Construing the saving clause in the light of all of the other provisions in the deed and of the surrounding circumstances, we conclude that the defendant's right under it is limited to the construction and maintenance of a private golf course which, in addition to the essential requisites above mentioned, may also include those attributes which are reasonably necessary to the completion of such a golf course, even though there would otherwise be a violation of the restrictions which existed. By reason of the facts in this case, this conclusion does no violence to the rule of interpretation that a restrictive covenant will not be extended by implication. Hooker v. Alexander, 129 Conn. 433, 436, 29 A.2d 308. Under this conclusion, the defendant's right to maintain a golf course suitable for his purpose is assured and the plaintiff's right to a continued unobstructed view is not unnecessarily curtailed.
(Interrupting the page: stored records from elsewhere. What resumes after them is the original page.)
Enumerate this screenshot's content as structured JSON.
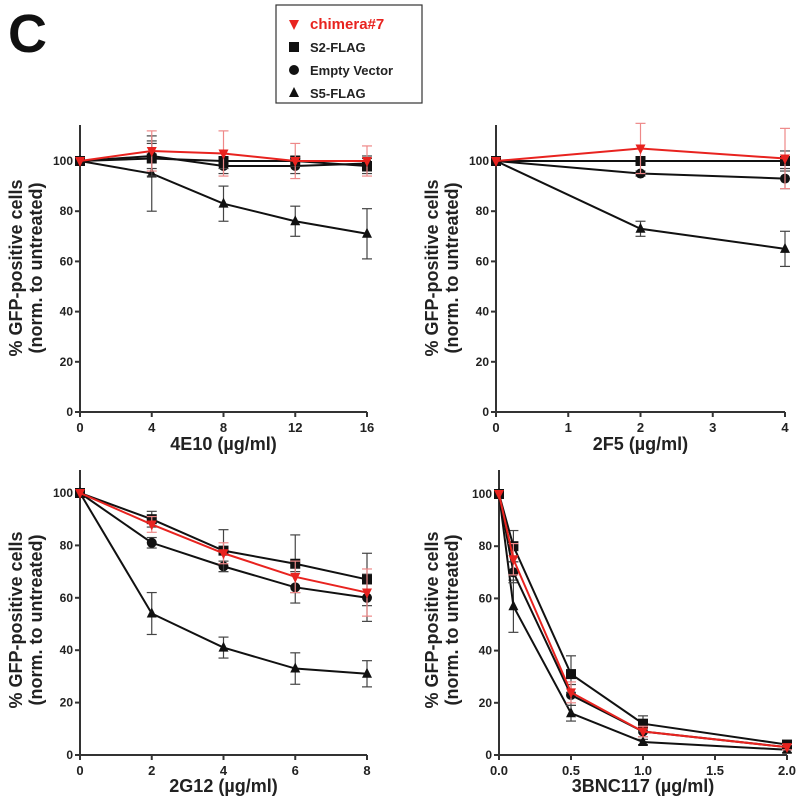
{
  "panel_label": "C",
  "legend": [
    {
      "name": "chimera#7",
      "color": "#e8231f",
      "marker": "inverted-triangle"
    },
    {
      "name": "S2-FLAG",
      "color": "#111111",
      "marker": "square"
    },
    {
      "name": "Empty Vector",
      "color": "#111111",
      "marker": "circle"
    },
    {
      "name": "S5-FLAG",
      "color": "#111111",
      "marker": "triangle"
    }
  ],
  "chart_data": [
    {
      "type": "line",
      "xlabel": "4E10 (µg/ml)",
      "ylabel": "% GFP-positive cells",
      "ylabel2": "(norm. to untreated)",
      "x": [
        0,
        4,
        8,
        12,
        16
      ],
      "xticks": [
        "0",
        "4",
        "8",
        "12",
        "16"
      ],
      "xlim": [
        0,
        16
      ],
      "yticks": [
        "0",
        "20",
        "40",
        "60",
        "80",
        "100"
      ],
      "ylim": [
        0,
        115
      ],
      "series": [
        {
          "name": "chimera#7",
          "values": [
            100,
            104,
            103,
            100,
            100
          ],
          "err": [
            0,
            8,
            9,
            7,
            6
          ]
        },
        {
          "name": "S2-FLAG",
          "values": [
            100,
            101,
            100,
            100,
            98
          ],
          "err": [
            0,
            7,
            3,
            2,
            3
          ]
        },
        {
          "name": "Empty Vector",
          "values": [
            100,
            102,
            98,
            98,
            99
          ],
          "err": [
            0,
            5,
            3,
            3,
            3
          ]
        },
        {
          "name": "S5-FLAG",
          "values": [
            100,
            95,
            83,
            76,
            71
          ],
          "err": [
            0,
            15,
            7,
            6,
            10
          ]
        }
      ]
    },
    {
      "type": "line",
      "xlabel": "2F5 (µg/ml)",
      "ylabel": "% GFP-positive cells",
      "ylabel2": "(norm. to untreated)",
      "x": [
        0,
        2,
        4
      ],
      "xticks": [
        "0",
        "1",
        "2",
        "3",
        "4"
      ],
      "xlim": [
        0,
        4
      ],
      "yticks": [
        "0",
        "20",
        "40",
        "60",
        "80",
        "100"
      ],
      "ylim": [
        0,
        115
      ],
      "series": [
        {
          "name": "chimera#7",
          "values": [
            100,
            105,
            101
          ],
          "err": [
            0,
            10,
            12
          ]
        },
        {
          "name": "S2-FLAG",
          "values": [
            100,
            100,
            100
          ],
          "err": [
            0,
            1,
            4
          ]
        },
        {
          "name": "Empty Vector",
          "values": [
            100,
            95,
            93
          ],
          "err": [
            0,
            1,
            4
          ]
        },
        {
          "name": "S5-FLAG",
          "values": [
            100,
            73,
            65
          ],
          "err": [
            0,
            3,
            7
          ]
        }
      ]
    },
    {
      "type": "line",
      "xlabel": "2G12 (µg/ml)",
      "ylabel": "% GFP-positive cells",
      "ylabel2": "(norm. to untreated)",
      "x": [
        0,
        2,
        4,
        6,
        8
      ],
      "xticks": [
        "0",
        "2",
        "4",
        "6",
        "8"
      ],
      "xlim": [
        0,
        8
      ],
      "yticks": [
        "0",
        "20",
        "40",
        "60",
        "80",
        "100"
      ],
      "ylim": [
        0,
        113
      ],
      "series": [
        {
          "name": "chimera#7",
          "values": [
            100,
            88,
            77,
            68,
            62
          ],
          "err": [
            0,
            3,
            4,
            6,
            9
          ]
        },
        {
          "name": "S2-FLAG",
          "values": [
            100,
            90,
            78,
            73,
            67
          ],
          "err": [
            0,
            3,
            8,
            11,
            10
          ]
        },
        {
          "name": "Empty Vector",
          "values": [
            100,
            81,
            72,
            64,
            60
          ],
          "err": [
            0,
            2,
            2,
            6,
            9
          ]
        },
        {
          "name": "S5-FLAG",
          "values": [
            100,
            54,
            41,
            33,
            31
          ],
          "err": [
            0,
            8,
            4,
            6,
            5
          ]
        }
      ]
    },
    {
      "type": "line",
      "xlabel": "3BNC117 (µg/ml)",
      "ylabel": "% GFP-positive cells",
      "ylabel2": "(norm. to untreated)",
      "x": [
        0,
        0.1,
        0.5,
        1.0,
        2.0
      ],
      "xticks": [
        "0.0",
        "0.5",
        "1.0",
        "1.5",
        "2.0"
      ],
      "xlim": [
        0,
        2
      ],
      "yticks": [
        "0",
        "20",
        "40",
        "60",
        "80",
        "100"
      ],
      "ylim": [
        0,
        113
      ],
      "series": [
        {
          "name": "chimera#7",
          "values": [
            100,
            75,
            24,
            9,
            3
          ],
          "err": [
            0,
            6,
            4,
            2,
            1
          ]
        },
        {
          "name": "S2-FLAG",
          "values": [
            100,
            80,
            31,
            12,
            4
          ],
          "err": [
            0,
            6,
            7,
            3,
            1
          ]
        },
        {
          "name": "Empty Vector",
          "values": [
            100,
            70,
            23,
            9,
            3
          ],
          "err": [
            0,
            4,
            4,
            2,
            1
          ]
        },
        {
          "name": "S5-FLAG",
          "values": [
            100,
            57,
            16,
            5,
            2
          ],
          "err": [
            0,
            10,
            3,
            1,
            1
          ]
        }
      ]
    }
  ]
}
While the trial court failed to express an ultimate conclusion definitive of the plaintiff's right in the precise language above stated, that this was the basis upon which it reached its decision sufficiently appears from the record. It concluded: The Scotch pine trees planted at ten-foot intervals "were not necessary to complete the design and layout of the defendant's private golf course"; by planting them the defendant had violated convenants 5 and 6; but if the trees were maintained at intervals of "not less than 25 feet, then the restrictions would not be violated." If these conclusions of themselves are insufficient to establish that the court applied the test of whether the trees as planted were reasonably necessary to the completion of this golf course, that the court did apply this test adequately appears from a statement in its memorandum of decision: "It is not necessary to have them [the trees] planted as close to each other as they are in order to define the course and to form a background tending to prevent overshooting a nearby green. If they were planted in a line sufficiently far apart to prevent them from forming a hedge they would still define the course, form a background which would tend to prevent one playing the course from over-shooting a nearby green, and they would give the course character and beautify it." The court's conclusions cannot be disturbed and they afford sufficient basis for its judgment enjoining the defendant against maintaining the trees at intervals of less than twenty-five feet.